Frank looks ashamed and sorry. “Kitty and our group wanted to sneak in and scare your uncle into relocating the hotel.”

Scare Uncle Dai? By violence? I think back to the protestors surrounding our car. Acid rises to my throat. I want to throw up. I want to cry and scream. If I were the violent type, I’d honestly push him off the roof.

Instead, I just stare at him. I thought I knew reliable and nice and apology-giving Frank. “You were going to do what?” I ask. “Were you one of the protestors at the restaurant?”

Frank looks confused. “No, what—?”

Ruby pulls out her phone and waves it around. “I’m going to call the police!” she warns.

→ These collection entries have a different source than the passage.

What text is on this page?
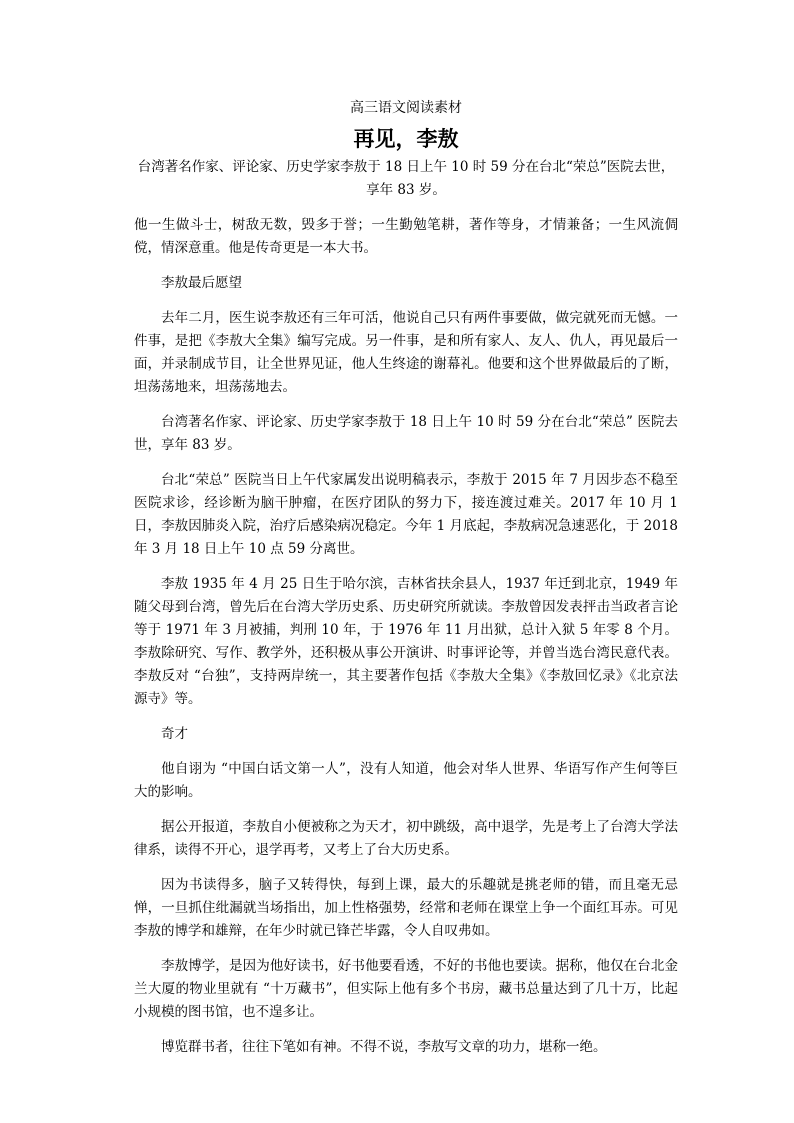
高三语文阅读素材
再见，李敖
台湾著名作家、评论家、历史学家李敖于 18 日上午 10 时 59 分在台北“荣总”医院去世，享年 83 岁。
他一生做斗士，树敌无数，毁多于誉；一生勤勉笔耕，著作等身，才情兼备；一生风流倜傥，情深意重。他是传奇更是一本大书。
李敖最后愿望
去年二月，医生说李敖还有三年可活，他说自己只有两件事要做，做完就死而无憾。一件事，是把《李敖大全集》编写完成。另一件事，是和所有家人、友人、仇人，再见最后一面，并录制成节目，让全世界见证，他人生终途的谢幕礼。他要和这个世界做最后的了断，坦荡荡地来，坦荡荡地去。
台湾著名作家、评论家、历史学家李敖于 18 日上午 10 时 59 分在台北“荣总” 医院去世，享年 83 岁。
台北“荣总” 医院当日上午代家属发出说明稿表示，李敖于 2015 年 7 月因步态不稳至医院求诊，经诊断为脑干肿瘤，在医疗团队的努力下，接连渡过难关。2017 年 10 月 1 日，李敖因肺炎入院，治疗后感染病况稳定。今年 1 月底起，李敖病况急速恶化，于 2018 年 3 月 18 日上午 10 点 59 分离世。
李敖 1935 年 4 月 25 日生于哈尔滨，吉林省扶余县人，1937 年迁到北京，1949 年随父母到台湾，曾先后在台湾大学历史系、历史研究所就读。李敖曾因发表抨击当政者言论等于 1971 年 3 月被捕，判刑 10 年，于 1976 年 11 月出狱，总计入狱 5 年零 8 个月。李敖除研究、写作、教学外，还积极从事公开演讲、时事评论等，并曾当选台湾民意代表。李敖反对 “台独”，支持两岸统一，其主要著作包括《李敖大全集》《李敖回忆录》《北京法源寺》等。
奇才
他自诩为 “中国白话文第一人”，没有人知道，他会对华人世界、华语写作产生何等巨大的影响。
据公开报道，李敖自小便被称之为天才，初中跳级，高中退学，先是考上了台湾大学法律系，读得不开心，退学再考，又考上了台大历史系。
因为书读得多，脑子又转得快，每到上课，最大的乐趣就是挑老师的错，而且毫无忌惮，一旦抓住纰漏就当场指出，加上性格强势，经常和老师在课堂上争一个面红耳赤。可见李敖的博学和雄辩，在年少时就已锋芒毕露，令人自叹弗如。
李敖博学，是因为他好读书，好书他要看透，不好的书他也要读。据称，他仅在台北金兰大厦的物业里就有 “十万藏书”，但实际上他有多个书房，藏书总量达到了几十万，比起小规模的图书馆，也不遑多让。
博览群书者，往往下笔如有神。不得不说，李敖写文章的功力，堪称一绝。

“I understand if you do,” Frank says, looking down. He fidgets with his hands, resting them on his sides and then clasping them behind his back. “It was really horrific of us. People are protesting all over China and we wrote over a hundred petitions to your uncle’s company to stop the hotel. We wanted to make a difference. Beijing is losing her culture to the fuerdai.

“Things have to change in Beijing and all you nouveau riche are taking over the city with your elite hotels. You don’t seem to care what happens to the poor. We need housing and we need new schools. Do you know that they cram eighty migrant children in one classroom? They don’t even have books and there’s barely enough money to pay a teacher. What we don’t need is another seven-star hotel.

“If you call the police, please don’t tell my mother. She doesn’t even know what I’ve done. I just wanted to help her, but it got out of control. She doesn’t deserve this. She doesn’t even deserve me as a son.”